Hopkins knew that many of the top MGM titles are tied up for years in distribution deals. But he may not have known that several other movies are essentially ticking time bombs, thanks to a legal loophole that is suddenly a big deal to legacy film and TV studios. It’s called “termination rights,” a quirk of copyright law that allows certain creators to claw back their work, and if you’re a studio or music label lawyer, it’s a giant headache.

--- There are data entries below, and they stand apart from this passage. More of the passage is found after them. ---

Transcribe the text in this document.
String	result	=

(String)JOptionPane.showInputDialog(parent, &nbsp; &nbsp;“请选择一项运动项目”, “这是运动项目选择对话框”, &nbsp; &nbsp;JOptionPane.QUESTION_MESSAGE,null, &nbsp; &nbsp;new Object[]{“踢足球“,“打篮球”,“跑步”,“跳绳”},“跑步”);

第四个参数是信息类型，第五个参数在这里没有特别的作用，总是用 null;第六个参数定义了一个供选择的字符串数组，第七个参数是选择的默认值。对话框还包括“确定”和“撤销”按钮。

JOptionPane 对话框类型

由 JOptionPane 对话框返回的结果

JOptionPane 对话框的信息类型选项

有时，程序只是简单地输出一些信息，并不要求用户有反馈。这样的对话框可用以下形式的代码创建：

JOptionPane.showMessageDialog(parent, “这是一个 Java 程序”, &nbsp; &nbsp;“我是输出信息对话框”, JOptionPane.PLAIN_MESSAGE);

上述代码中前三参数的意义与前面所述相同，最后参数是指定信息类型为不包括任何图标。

Music companies are very familiar with termination rights because artists have been aggressive in reclaiming their masters. Hall & Oates, the favorite band of my Puck colleague Eriq Gardner, has filed 433 termination notices, according to a recent study. George Clinton, the funk legend, has filed 1,413 separate terminations. Now this issue is gaining steam at film and TV companies. Friday the 13th screenwriter Victor Miller recently won an appeal upholding his right to wrest back his rights. And at MGM alone, valuable properties like Robocop, One Flew Over the Cuckoo’s Nest, Hoosiers, Logan’s Run and many more either have come up or are due for possible termination, according to sources. (MGM declined to comment.)